When Bauhofer moved to California to go to college he started to explore electronic dance music, quickly moving from the electro house sounds of artists like Justice and deadmau5 to the more complex moods he found at so-called transformational festivals like the Symbiosis Gathering (dubbed by some “the next Burning Man”) and Santa Cruz’s Raindance Festival.
“That’s what set me on the path I’m on now with the more eclectic stuff and the trippy samples I use in my music,” says Bauhofer, who has played Coachella and South By Southwest among other festivals.
Bauhofer released his first EP, Panda Snatching Tycoon, in 2011. Ancient Machines followed a few months later as well as his remix of “California Dreamin’” by the ’60s folk rock group The Mamas & the Papas. Last May he released his third EP, Astral Projections followed by Altered States in November.
Bauhofer’s current road run is called “The Eternal Frequencies Tour” after his upcoming EP of the same name, due out on April 1. The artist says this disc is the first of four EPs he plans to release in the coming months inspired by the seasons. Once released, all four EPs will be combined to comprise Bauhofer’s first full-length record.

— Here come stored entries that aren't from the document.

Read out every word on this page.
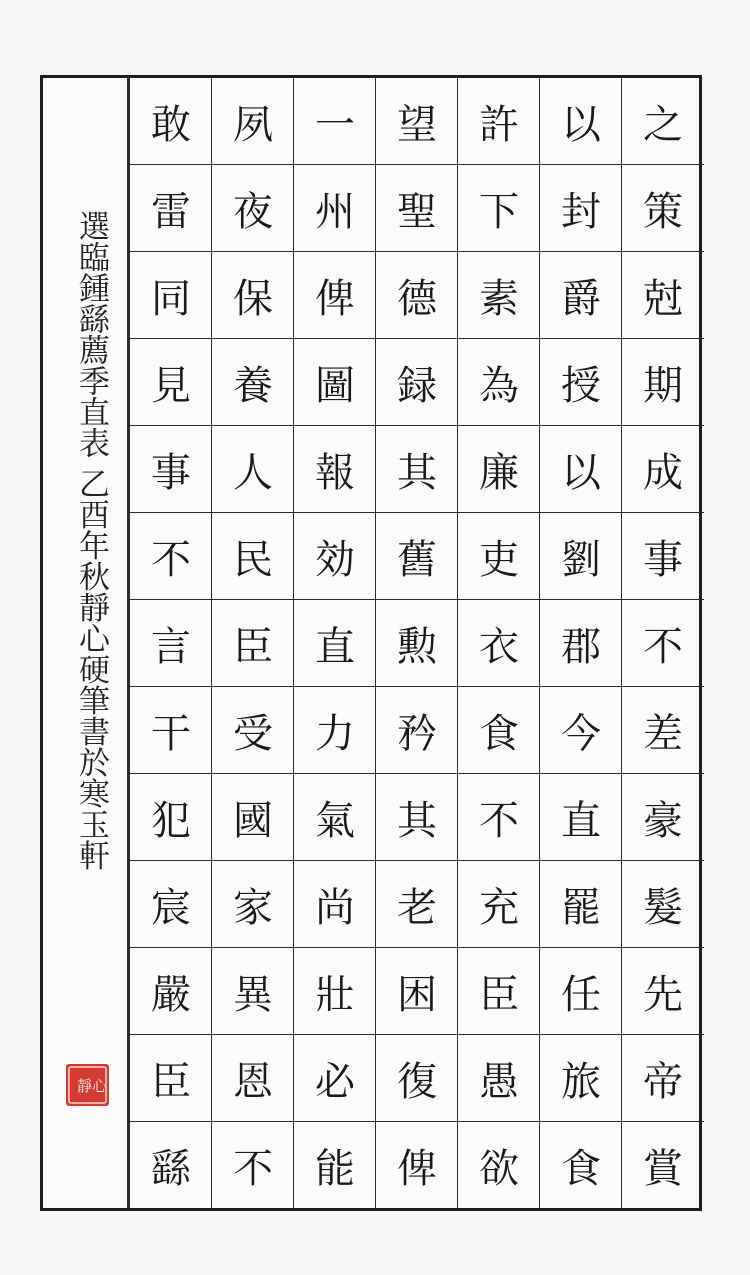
之
策
尅
期
成
事
不
差
豪
髮
先
帝
賞
以
封
爵
授
以
劉
郡
今
直
罷
任
旅
食
許
下
素
為
廉
吏
衣
食
不
充
臣
愚
欲
望
聖
德
録
其
舊
勲
矜
其
老
困
復
俾
一
州
俾
圖
報
効
直
力
氣
尚
壯
必
能
夙
夜
保
養
人
民
臣
受
國
家
異
恩
不
敢
雷
同
見
事
不
言
干
犯
宸
嚴
臣
繇
選臨鍾繇薦季直表 乙酉年秋靜心硬筆書於寒玉軒
靜 心
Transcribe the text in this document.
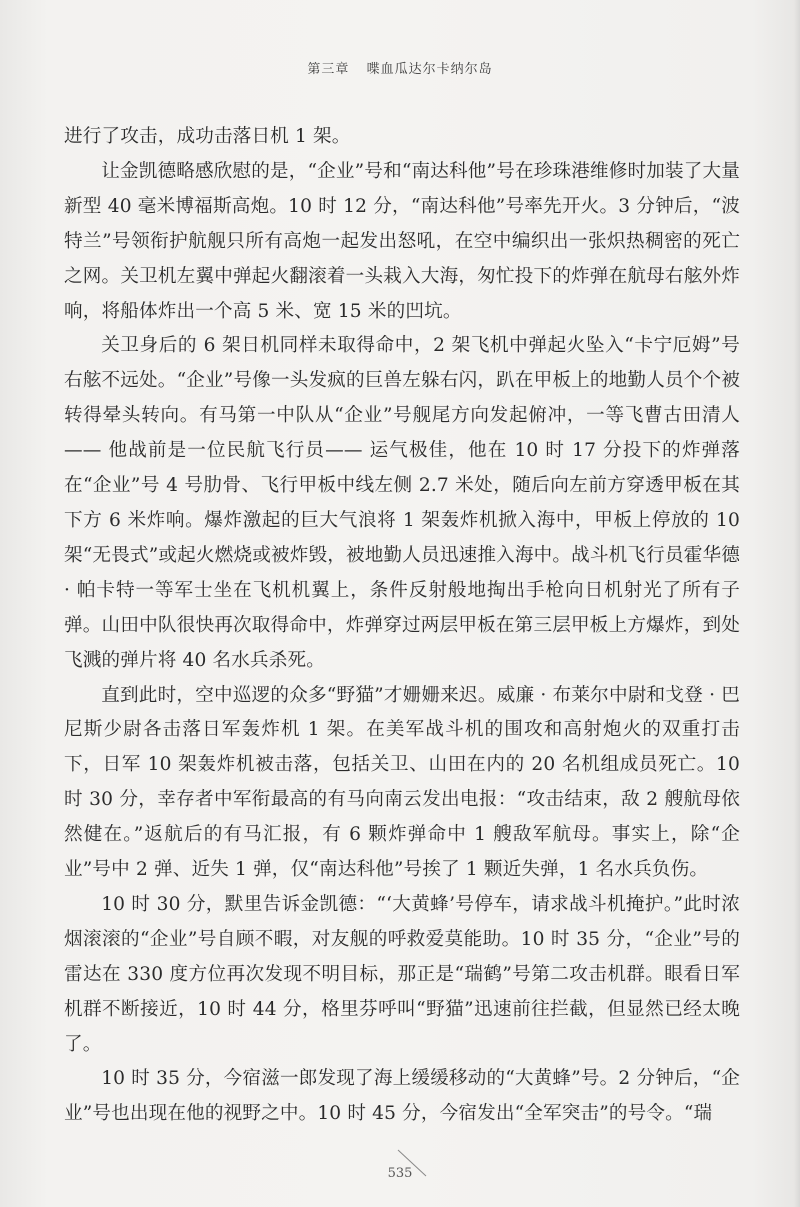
第三章 喋血瓜达尔卡纳尔岛

进行了攻击，成功击落日机 1 架。

让金凯德略感欣慰的是，“企业”号和“南达科他”号在珍珠港维修时加装了大量新型 40 毫米博福斯高炮。10 时 12 分，“南达科他”号率先开火。3 分钟后，“波特兰”号领衔护航舰只所有高炮一起发出怒吼，在空中编织出一张炽热稠密的死亡之网。关卫机左翼中弹起火翻滚着一头栽入大海，匆忙投下的炸弹在航母右舷外炸响，将船体炸出一个高 5 米、宽 15 米的凹坑。

关卫身后的 6 架日机同样未取得命中，2 架飞机中弹起火坠入“卡宁厄姆”号右舷不远处。“企业”号像一头发疯的巨兽左躲右闪，趴在甲板上的地勤人员个个被转得晕头转向。有马第一中队从“企业”号舰尾方向发起俯冲，一等飞曹古田清人—— 他战前是一位民航飞行员—— 运气极佳，他在 10 时 17 分投下的炸弹落在“企业”号 4 号肋骨、飞行甲板中线左侧 2.7 米处，随后向左前方穿透甲板在其下方 6 米炸响。爆炸激起的巨大气浪将 1 架轰炸机掀入海中，甲板上停放的 10 架“无畏式”或起火燃烧或被炸毁，被地勤人员迅速推入海中。战斗机飞行员霍华德 · 帕卡特一等军士坐在飞机机翼上，条件反射般地掏出手枪向日机射光了所有子弹。山田中队很快再次取得命中，炸弹穿过两层甲板在第三层甲板上方爆炸，到处飞溅的弹片将 40 名水兵杀死。

直到此时，空中巡逻的众多“野猫”才姗姗来迟。威廉 · 布莱尔中尉和戈登 · 巴尼斯少尉各击落日军轰炸机 1 架。在美军战斗机的围攻和高射炮火的双重打击下，日军 10 架轰炸机被击落，包括关卫、山田在内的 20 名机组成员死亡。10 时 30 分，幸存者中军衔最高的有马向南云发出电报：“攻击结束，敌 2 艘航母依然健在。”返航后的有马汇报，有 6 颗炸弹命中 1 艘敌军航母。事实上，除“企业”号中 2 弹、近失 1 弹，仅“南达科他”号挨了 1 颗近失弹，1 名水兵负伤。

10 时 30 分，默里告诉金凯德：“‘大黄蜂’号停车，请求战斗机掩护。”此时浓烟滚滚的“企业”号自顾不暇，对友舰的呼救爱莫能助。10 时 35 分，“企业”号的雷达在 330 度方位再次发现不明目标，那正是“瑞鹤”号第二攻击机群。眼看日军机群不断接近，10 时 44 分，格里芬呼叫“野猫”迅速前往拦截，但显然已经太晚了。

10 时 35 分，今宿滋一郎发现了海上缓缓移动的“大黄蜂”号。2 分钟后，“企业”号也出现在他的视野之中。10 时 45 分，今宿发出“全军突击”的号令。“瑞

535
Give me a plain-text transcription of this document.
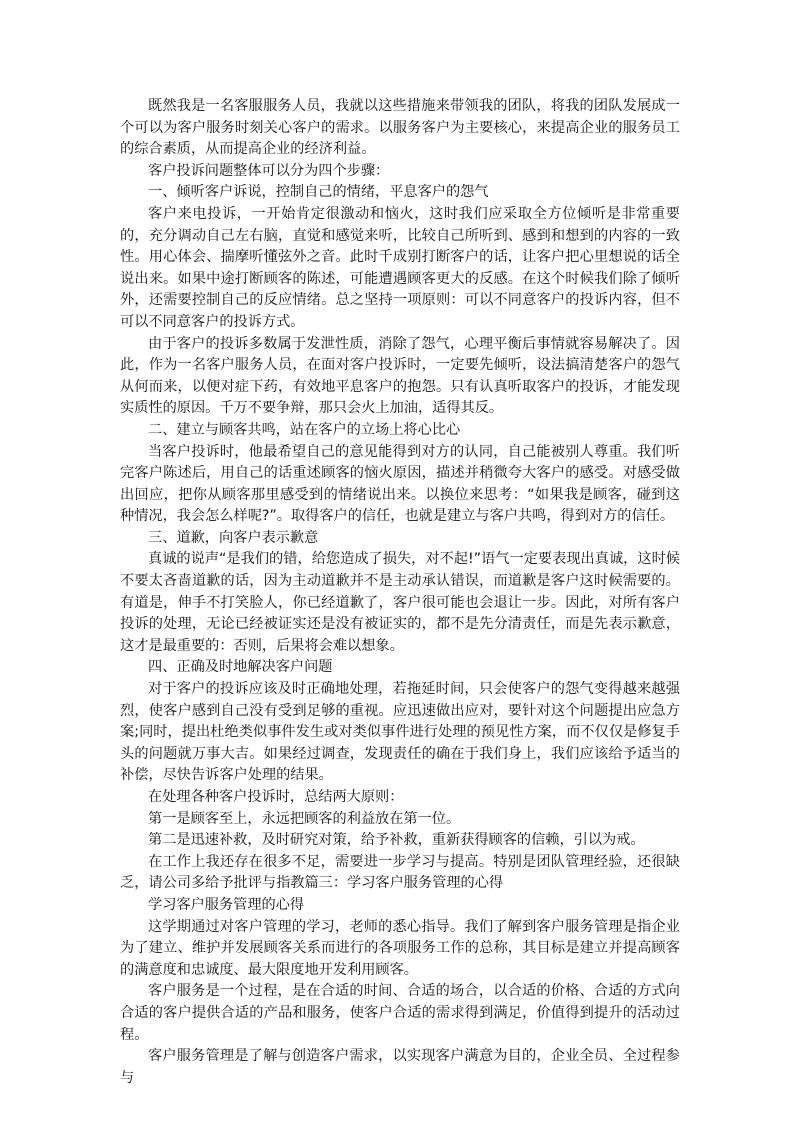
既然我是一名客服服务人员，我就以这些措施来带领我的团队，将我的团队发展成一个可以为客户服务时刻关心客户的需求。以服务客户为主要核心，来提高企业的服务员工的综合素质，从而提高企业的经济利益。

客户投诉问题整体可以分为四个步骤：

一、倾听客户诉说，控制自己的情绪，平息客户的怨气

客户来电投诉，一开始肯定很激动和恼火，这时我们应采取全方位倾听是非常重要的，充分调动自己左右脑，直觉和感觉来听，比较自己所听到、感到和想到的内容的一致性。用心体会、揣摩听懂弦外之音。此时千成别打断客户的话，让客户把心里想说的话全说出来。如果中途打断顾客的陈述，可能遭遇顾客更大的反感。在这个时候我们除了倾听外，还需要控制自己的反应情绪。总之坚持一项原则：可以不同意客户的投诉内容，但不可以不同意客户的投诉方式。

由于客户的投诉多数属于发泄性质，消除了怨气，心理平衡后事情就容易解决了。因此，作为一名客户服务人员，在面对客户投诉时，一定要先倾听，设法搞清楚客户的怨气从何而来，以便对症下药，有效地平息客户的抱怨。只有认真听取客户的投诉，才能发现实质性的原因。千万不要争辩，那只会火上加油，适得其反。

二、建立与顾客共鸣，站在客户的立场上将心比心

当客户投诉时，他最希望自己的意见能得到对方的认同，自己能被别人尊重。我们听完客户陈述后，用自己的话重述顾客的恼火原因，描述并稍微夸大客户的感受。对感受做出回应，把你从顾客那里感受到的情绪说出来。以换位来思考：“如果我是顾客，碰到这种情况，我会怎么样呢?”。取得客户的信任，也就是建立与客户共鸣，得到对方的信任。

三、道歉，向客户表示歉意

真诚的说声“是我们的错，给您造成了损失，对不起!”语气一定要表现出真诚，这时候不要太吝啬道歉的话，因为主动道歉并不是主动承认错误，而道歉是客户这时候需要的。有道是，伸手不打笑脸人，你已经道歉了，客户很可能也会退让一步。因此，对所有客户投诉的处理，无论已经被证实还是没有被证实的，都不是先分清责任，而是先表示歉意，这才是最重要的：否则，后果将会难以想象。

四、正确及时地解决客户问题

对于客户的投诉应该及时正确地处理，若拖延时间，只会使客户的怨气变得越来越强烈，使客户感到自己没有受到足够的重视。应迅速做出应对，要针对这个问题提出应急方案;同时，提出杜绝类似事件发生或对类似事件进行处理的预见性方案，而不仅仅是修复手头的问题就万事大吉。如果经过调查，发现责任的确在于我们身上，我们应该给予适当的补偿，尽快告诉客户处理的结果。

在处理各种客户投诉时，总结两大原则：

第一是顾客至上，永远把顾客的利益放在第一位。

第二是迅速补救，及时研究对策，给予补救，重新获得顾客的信赖，引以为戒。

在工作上我还存在很多不足，需要进一步学习与提高。特别是团队管理经验，还很缺乏，请公司多给予批评与指教篇三：学习客户服务管理的心得

学习客户服务管理的心得

这学期通过对客户管理的学习，老师的悉心指导。我们了解到客户服务管理是指企业为了建立、维护并发展顾客关系而进行的各项服务工作的总称，其目标是建立并提高顾客的满意度和忠诚度、最大限度地开发利用顾客。

客户服务是一个过程，是在合适的时间、合适的场合，以合适的价格、合适的方式向合适的客户提供合适的产品和服务，使客户合适的需求得到满足，价值得到提升的活动过程。

客户服务管理是了解与创造客户需求，以实现客户满意为目的，企业全员、全过程参与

“Doing it this way works well with my touring schedule. I can do small amounts of music and put it together into one giant piece of art,” says Bauhofer, who credits his girlfriend with giving him the idea of building the record around the seasons. “I’d say the record will be more like Astral Projections than Altered States. Altered States was meant to be like dance floor tunes, less serious. This one combines that with what I did on Astral Projections, which is very psychedelic, melodic bass music. I think it’s a good combination of the two.”